Jan 6, 2013 - By Steven R. PeckTake the session seriously, lawmakers, and keep Wyoming issues uppermost
Some hard and serious work is about to begin as the Wyoming Legislature convenes this week for its biennial general session in Cheyenne.
The general session is a grueling assignment for the lawmakers -- two full months Cheyenne, most of it away from families and jobs expect for those close enough to the capital to make it less disruptive.
An avalanche of legislation awaits them as well. The reading load for our lawmakers would rival that of any great university. Many can't pull it off and realize it, hence the reliance on staff, the Legislative Service Office and, yes, lobbyists to help carry the learning load.
A lot of groundwork has been prepared already through committee meetings during the hiatus between sessions, but there will be bills that no one has thought of yet that will rise to dominant positions in the debate and deliberation. Try as they might the lawmakers and their supporting personnel can't anticipate it all.
Any legislator will tell you that unlike patience, energy, and sleep, one thing that isn't in short supply during the session is advice. It comes from everywhere, non-stop, made all the easier now through electronic communications. You think you've got an e-mail backlog, check out a legislator's laptop sometime.
So it is with utmost respect for their situations that the newspaper offers two recommendations for the session that's about to begin.
First, quit worrying so much about what Barack Obama and the rest of the federal government is doing. Certainly there are many issues related to federal-state interaction that require careful, unwavering attention from our legislators and others in state government. But much rhetoric concerns peripheral matters that are irritating to Wyoming but which, practically speaking, don't really affect us very much.
The next two months are too important to our state for our legislators to worry so much about what the president says or what he wears, or who he had dinner with, or what book he's reading, or what his wife does. These lesser concerns threaten to undermine the vital work that needs to be done here. Let's pick our battles with Washington and the White House, and make sure they truly are worth our time and stomach acid before we give them priority over anything here at home.
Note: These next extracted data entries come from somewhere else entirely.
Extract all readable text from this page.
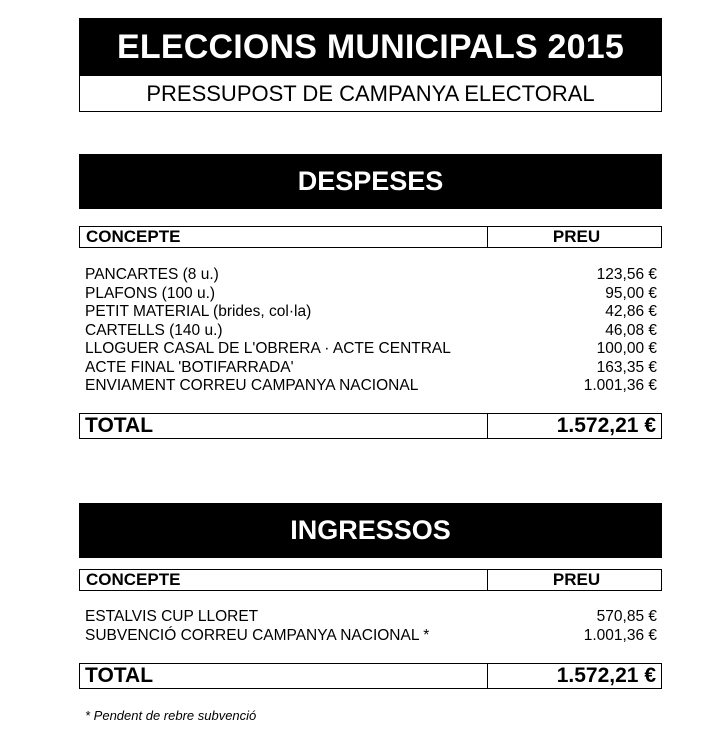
ELECCIONS MUNICIPALS 2015
PRESSUPOST DE CAMPANYA ELECTORAL
DESPESES
CONCEPTE	PREU
PANCARTES (8 u.)	123,56 €
PLAFONS (100 u.)	95,00 €
PETIT MATERIAL (brides, col·la)	42,86 €
CARTELLS (140 u.)	46,08 €
LLOGUER CASAL DE L'OBRERA · ACTE CENTRAL	100,00 €
ACTE FINAL 'BOTIFARRADA'	163,35 €
ENVIAMENT CORREU CAMPANYA NACIONAL	1.001,36 €
TOTAL	1.572,21 €
INGRESSOS
CONCEPTE	PREU
ESTALVIS CUP LLORET	570,85 €
SUBVENCIÓ CORREU CAMPANYA NACIONAL *	1.001,36 €
TOTAL	1.572,21 €
* Pendent de rebre subvenció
Second, don't allocate one second more than necessary to discuss, consider and vote on laws that are long on publicity but short on substance. We remember a session some years back when an extraordinary amount of energy was invested into discussion of what the new Wyoming State Cookie was going to be. Many serious minds shuddered at what important state issue got left on the drawing board while the debate between the chocolate chip and the oatmeal raisin took shape. It seemed to go on for days.
Sometimes such bills can serve as a break from the tension of the rest of the session, almost the equivalent of recess to a busy elementary school class. Fine. But when the bell rings, it's time to get back to work.
In many enviable ways, Wyoming has an ideal legislative setup. Our state is small. Our state usually is wealthy. Our state has less partisan back-biting than most other states. Our legislators are close to the grass roots of the state. Our legislature operates out of the national spotlight for the most part.
So let's take advantage of all that. Dig into the job not motivated by what can ben condemned, resolved against, blocked, prevented or killed, but instead by what can be accomplished, what can be advanced, what can be built, what can be improved.
Best wishes to the Wyoming Legislature. Your state is watching you. Do us proud.